Next week I will have the privilege of speaking to the Special Libraries Association (SLA) once again. The SLA audience is always interested and engaging, and I always have a lot of fun. I’m really excited to get another chance to talk two topics I really enjoy: the semantic web and scenario analysis.
The “semantic web” is a nebulous and imprecise term. It is generally intended to apply to a collection of technologies that unify digital content with meaningful meta-data. The semantic web makes it possible for computers to process textual or spoken information the way computers have traditionally processed numerical data. Semantic technologies make it possible for computers to “understand” the concepts that are embedded in written and spoken language.
The semantic web is a truly disruptive technology. It will make new products and services possible, many of which are futuristic or unimaginable today. Apple’s Siri, IBM’s Watson and the Wolfram Alpha search engine are contemporary examples of semantic technologies. Readers may be aware of the quirks and limitations of these tools. Disruptive technologies improve on logarithmic or exponential scale. Most critics assume that these technologies will improve on the same linear scale that defines most incumbent technologies.

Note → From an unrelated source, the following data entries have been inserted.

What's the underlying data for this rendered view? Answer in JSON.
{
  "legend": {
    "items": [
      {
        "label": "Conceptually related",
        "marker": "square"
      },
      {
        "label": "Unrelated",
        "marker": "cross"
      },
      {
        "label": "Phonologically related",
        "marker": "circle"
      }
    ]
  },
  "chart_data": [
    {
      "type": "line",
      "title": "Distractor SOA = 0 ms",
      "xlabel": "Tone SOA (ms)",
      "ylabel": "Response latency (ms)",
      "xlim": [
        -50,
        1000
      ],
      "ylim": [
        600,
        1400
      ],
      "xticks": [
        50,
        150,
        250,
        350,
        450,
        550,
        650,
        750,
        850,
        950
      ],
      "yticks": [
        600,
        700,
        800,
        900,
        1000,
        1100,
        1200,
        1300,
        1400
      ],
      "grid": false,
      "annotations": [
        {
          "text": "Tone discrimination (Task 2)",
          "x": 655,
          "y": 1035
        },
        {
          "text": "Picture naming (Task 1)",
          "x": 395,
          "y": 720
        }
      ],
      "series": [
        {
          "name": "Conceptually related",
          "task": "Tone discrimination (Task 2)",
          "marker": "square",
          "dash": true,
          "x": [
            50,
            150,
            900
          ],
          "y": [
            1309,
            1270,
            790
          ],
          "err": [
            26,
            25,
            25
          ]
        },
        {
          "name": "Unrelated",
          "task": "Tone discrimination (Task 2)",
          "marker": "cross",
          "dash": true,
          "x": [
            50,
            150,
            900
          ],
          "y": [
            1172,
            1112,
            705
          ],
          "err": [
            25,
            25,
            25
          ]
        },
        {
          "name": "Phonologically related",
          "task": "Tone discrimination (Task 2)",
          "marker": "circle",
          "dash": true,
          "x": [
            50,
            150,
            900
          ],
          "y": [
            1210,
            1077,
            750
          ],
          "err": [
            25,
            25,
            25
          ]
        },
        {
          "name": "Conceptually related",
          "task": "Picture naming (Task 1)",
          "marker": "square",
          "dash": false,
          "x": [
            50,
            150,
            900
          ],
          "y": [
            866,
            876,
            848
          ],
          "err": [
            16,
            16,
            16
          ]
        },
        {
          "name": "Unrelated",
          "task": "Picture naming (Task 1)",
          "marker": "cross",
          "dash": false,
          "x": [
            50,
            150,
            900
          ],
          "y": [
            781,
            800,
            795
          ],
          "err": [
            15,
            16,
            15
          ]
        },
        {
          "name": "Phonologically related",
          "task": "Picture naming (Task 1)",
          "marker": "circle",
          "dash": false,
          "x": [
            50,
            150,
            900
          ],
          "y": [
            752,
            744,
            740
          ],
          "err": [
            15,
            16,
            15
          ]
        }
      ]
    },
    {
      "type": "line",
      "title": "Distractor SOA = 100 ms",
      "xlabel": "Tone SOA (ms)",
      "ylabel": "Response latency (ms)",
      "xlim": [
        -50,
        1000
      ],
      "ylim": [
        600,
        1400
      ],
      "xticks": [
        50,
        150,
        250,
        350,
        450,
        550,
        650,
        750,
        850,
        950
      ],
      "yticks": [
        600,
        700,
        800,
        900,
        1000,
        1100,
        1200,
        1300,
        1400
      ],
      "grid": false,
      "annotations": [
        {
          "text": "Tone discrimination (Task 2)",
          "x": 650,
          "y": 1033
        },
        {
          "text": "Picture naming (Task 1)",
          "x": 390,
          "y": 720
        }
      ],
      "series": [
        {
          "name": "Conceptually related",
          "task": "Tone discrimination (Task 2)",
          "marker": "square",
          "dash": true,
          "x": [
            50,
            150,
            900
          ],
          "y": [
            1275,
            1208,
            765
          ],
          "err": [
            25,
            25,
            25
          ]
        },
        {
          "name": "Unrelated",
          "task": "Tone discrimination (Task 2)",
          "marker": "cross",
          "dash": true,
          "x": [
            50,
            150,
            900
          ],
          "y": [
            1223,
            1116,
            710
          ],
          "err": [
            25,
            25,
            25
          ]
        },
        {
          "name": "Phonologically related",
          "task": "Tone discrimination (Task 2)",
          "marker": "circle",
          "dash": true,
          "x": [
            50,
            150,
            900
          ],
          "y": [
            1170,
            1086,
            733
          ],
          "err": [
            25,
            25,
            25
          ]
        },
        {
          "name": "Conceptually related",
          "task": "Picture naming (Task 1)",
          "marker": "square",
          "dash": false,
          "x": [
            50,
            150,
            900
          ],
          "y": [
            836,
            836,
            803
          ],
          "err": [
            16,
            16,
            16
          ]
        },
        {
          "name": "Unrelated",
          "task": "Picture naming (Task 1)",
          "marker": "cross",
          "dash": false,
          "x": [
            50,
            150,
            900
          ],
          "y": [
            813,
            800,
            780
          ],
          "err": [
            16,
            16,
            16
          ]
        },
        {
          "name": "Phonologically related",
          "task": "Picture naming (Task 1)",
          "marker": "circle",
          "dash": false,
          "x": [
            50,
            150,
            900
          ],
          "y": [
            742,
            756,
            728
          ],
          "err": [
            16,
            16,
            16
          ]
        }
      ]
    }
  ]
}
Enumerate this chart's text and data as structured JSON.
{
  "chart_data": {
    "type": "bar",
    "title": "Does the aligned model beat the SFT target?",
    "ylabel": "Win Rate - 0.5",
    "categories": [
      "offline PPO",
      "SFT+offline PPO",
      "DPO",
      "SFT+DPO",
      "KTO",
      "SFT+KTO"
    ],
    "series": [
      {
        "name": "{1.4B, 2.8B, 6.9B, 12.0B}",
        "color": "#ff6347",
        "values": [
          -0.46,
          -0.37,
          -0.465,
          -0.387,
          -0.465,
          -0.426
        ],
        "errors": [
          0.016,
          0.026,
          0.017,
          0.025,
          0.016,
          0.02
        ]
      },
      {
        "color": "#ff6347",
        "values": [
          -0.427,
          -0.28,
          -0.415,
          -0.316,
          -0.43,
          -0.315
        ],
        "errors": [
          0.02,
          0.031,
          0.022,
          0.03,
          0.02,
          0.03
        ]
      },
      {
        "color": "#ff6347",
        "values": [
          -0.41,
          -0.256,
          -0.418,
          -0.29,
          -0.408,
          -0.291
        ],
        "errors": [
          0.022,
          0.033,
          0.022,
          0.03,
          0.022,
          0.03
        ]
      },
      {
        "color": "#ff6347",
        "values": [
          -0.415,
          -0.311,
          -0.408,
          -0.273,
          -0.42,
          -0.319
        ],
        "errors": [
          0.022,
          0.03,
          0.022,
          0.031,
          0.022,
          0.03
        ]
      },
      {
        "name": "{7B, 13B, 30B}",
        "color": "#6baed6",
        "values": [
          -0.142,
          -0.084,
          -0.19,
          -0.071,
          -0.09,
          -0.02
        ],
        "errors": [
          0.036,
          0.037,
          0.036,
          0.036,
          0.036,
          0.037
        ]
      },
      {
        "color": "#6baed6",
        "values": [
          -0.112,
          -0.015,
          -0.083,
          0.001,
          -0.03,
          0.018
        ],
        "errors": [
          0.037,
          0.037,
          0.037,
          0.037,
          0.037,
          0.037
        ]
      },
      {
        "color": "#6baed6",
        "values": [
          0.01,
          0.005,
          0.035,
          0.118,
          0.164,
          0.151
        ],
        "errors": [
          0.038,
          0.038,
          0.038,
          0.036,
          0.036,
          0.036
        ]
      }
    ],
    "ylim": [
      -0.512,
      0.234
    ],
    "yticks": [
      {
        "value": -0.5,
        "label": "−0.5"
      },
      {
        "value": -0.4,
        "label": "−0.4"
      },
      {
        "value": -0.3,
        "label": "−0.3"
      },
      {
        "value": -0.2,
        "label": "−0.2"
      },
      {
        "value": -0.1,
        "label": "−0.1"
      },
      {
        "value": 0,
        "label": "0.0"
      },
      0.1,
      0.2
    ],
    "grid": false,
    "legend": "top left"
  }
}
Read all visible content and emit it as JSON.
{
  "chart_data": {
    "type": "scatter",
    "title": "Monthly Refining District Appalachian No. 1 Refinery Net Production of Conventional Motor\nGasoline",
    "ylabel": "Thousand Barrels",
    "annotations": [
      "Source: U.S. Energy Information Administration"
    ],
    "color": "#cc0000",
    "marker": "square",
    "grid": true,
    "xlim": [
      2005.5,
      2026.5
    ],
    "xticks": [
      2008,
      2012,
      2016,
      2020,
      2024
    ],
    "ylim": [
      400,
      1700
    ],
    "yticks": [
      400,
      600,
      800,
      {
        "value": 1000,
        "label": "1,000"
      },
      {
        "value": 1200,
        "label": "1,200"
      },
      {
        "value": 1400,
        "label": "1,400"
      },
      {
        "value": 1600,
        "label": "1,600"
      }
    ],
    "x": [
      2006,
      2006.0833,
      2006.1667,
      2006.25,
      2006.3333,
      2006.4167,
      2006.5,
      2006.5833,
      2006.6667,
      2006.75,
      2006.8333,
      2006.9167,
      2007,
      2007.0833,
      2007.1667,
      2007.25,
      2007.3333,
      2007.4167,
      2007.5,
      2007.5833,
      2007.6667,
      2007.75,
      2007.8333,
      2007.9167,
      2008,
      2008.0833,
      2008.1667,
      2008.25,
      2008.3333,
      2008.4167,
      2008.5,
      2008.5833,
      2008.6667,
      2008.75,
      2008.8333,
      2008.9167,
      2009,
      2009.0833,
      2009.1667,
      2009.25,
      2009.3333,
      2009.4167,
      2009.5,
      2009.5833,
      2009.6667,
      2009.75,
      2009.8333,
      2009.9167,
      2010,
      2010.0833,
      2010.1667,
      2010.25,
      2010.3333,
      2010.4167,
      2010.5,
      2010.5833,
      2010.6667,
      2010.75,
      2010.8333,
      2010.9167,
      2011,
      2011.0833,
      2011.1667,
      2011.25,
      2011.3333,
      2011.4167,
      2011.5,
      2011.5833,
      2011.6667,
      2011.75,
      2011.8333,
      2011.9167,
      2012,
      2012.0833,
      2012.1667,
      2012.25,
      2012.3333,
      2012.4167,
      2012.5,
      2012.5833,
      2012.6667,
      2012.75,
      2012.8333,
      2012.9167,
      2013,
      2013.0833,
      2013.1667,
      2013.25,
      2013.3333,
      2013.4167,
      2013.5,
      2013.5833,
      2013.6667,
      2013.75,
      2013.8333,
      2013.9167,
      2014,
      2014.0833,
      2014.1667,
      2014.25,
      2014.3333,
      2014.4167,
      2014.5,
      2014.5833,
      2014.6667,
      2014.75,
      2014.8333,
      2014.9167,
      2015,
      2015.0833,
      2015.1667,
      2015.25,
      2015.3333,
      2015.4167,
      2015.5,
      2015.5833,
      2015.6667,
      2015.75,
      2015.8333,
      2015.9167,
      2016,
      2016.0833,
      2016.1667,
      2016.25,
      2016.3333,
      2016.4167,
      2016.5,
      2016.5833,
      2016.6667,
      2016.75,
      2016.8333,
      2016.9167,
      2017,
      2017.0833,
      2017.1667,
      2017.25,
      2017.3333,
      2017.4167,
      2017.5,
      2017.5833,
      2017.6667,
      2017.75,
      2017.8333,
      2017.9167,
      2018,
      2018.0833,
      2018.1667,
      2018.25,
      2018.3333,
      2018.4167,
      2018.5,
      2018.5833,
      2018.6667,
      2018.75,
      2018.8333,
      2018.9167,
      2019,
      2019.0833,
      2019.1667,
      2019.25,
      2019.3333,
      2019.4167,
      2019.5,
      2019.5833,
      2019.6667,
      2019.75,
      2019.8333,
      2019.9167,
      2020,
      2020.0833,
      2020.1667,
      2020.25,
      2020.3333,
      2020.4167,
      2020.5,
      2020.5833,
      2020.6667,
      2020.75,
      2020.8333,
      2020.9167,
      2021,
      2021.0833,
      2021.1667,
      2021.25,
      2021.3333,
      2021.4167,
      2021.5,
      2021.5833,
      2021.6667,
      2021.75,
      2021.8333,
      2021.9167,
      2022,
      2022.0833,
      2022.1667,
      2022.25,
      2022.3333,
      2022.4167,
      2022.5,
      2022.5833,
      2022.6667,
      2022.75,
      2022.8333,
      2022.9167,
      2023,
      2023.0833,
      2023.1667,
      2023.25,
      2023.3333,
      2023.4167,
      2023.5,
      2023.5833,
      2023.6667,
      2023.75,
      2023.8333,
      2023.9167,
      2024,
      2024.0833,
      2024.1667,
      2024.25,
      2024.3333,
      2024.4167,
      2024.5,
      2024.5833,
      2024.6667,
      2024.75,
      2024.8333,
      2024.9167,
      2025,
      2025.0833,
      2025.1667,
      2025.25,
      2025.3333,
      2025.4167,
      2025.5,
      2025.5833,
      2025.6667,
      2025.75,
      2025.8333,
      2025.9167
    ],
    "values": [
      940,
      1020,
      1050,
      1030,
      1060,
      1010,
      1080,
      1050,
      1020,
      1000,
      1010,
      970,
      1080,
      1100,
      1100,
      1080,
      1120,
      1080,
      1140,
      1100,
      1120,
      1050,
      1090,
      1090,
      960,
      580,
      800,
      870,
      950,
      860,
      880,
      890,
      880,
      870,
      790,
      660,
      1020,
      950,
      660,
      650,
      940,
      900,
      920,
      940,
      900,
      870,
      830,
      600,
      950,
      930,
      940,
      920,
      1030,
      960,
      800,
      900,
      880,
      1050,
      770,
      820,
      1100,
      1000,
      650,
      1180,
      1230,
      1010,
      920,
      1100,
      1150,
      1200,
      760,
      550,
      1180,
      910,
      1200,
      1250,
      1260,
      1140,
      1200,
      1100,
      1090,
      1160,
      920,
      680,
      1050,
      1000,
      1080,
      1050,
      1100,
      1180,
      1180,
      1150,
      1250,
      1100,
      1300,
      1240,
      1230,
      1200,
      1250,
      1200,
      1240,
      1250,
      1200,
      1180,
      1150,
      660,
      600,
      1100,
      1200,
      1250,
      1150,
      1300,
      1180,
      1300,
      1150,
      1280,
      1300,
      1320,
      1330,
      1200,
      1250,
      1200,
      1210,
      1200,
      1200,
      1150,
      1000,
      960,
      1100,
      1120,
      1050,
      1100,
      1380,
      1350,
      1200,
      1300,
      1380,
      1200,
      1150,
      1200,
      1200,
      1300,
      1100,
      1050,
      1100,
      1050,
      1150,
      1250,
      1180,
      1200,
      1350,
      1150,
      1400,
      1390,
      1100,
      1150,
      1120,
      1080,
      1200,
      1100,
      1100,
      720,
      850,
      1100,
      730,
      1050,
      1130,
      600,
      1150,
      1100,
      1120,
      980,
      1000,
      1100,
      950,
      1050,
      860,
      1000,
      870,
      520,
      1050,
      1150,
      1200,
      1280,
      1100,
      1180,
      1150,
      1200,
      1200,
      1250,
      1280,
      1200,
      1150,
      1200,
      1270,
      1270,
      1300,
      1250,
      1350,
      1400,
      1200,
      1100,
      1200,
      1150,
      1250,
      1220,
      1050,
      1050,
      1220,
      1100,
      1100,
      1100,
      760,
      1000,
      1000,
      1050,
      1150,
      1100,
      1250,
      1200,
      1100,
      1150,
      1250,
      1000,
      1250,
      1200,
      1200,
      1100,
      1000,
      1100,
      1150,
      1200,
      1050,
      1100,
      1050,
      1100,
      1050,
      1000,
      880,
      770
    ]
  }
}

The role of the information professional changed with the introduction of quality search engines, e.g. Google. Search engines made it easier for non-experts to find information. For librarians the search engine was a disruptive technology. The semantic web will make it possible for computers and search engines can understand the meaning of digital content. This will make sophisticated search, retrieval and processing of information possible for non-experts.
Scenario analysis is one of my favorite competitive intelligence and strategy tools. It’s a very advanced method for developing a vision about the future and enriching strategic dialog. Scenario analysis cuts through cognitive biases that hobble many organizations when they try to plan for long-term futures. When it is used well a scenario analysis can inform a robust set of early warning activities.
Is the semantic web a threat or an opportunity for information professionals? Anyone who wants to dig in their heels and protest the technology is likely to lose that battle. So how information professionals align their skills with the change the semantic web will bring? These are the questions my audience and I will explore. We’ll apply the tools of scenario analysis to create a view on four possible futures for the semantic web.
I hope to see you at SLA 2012 in Chicago.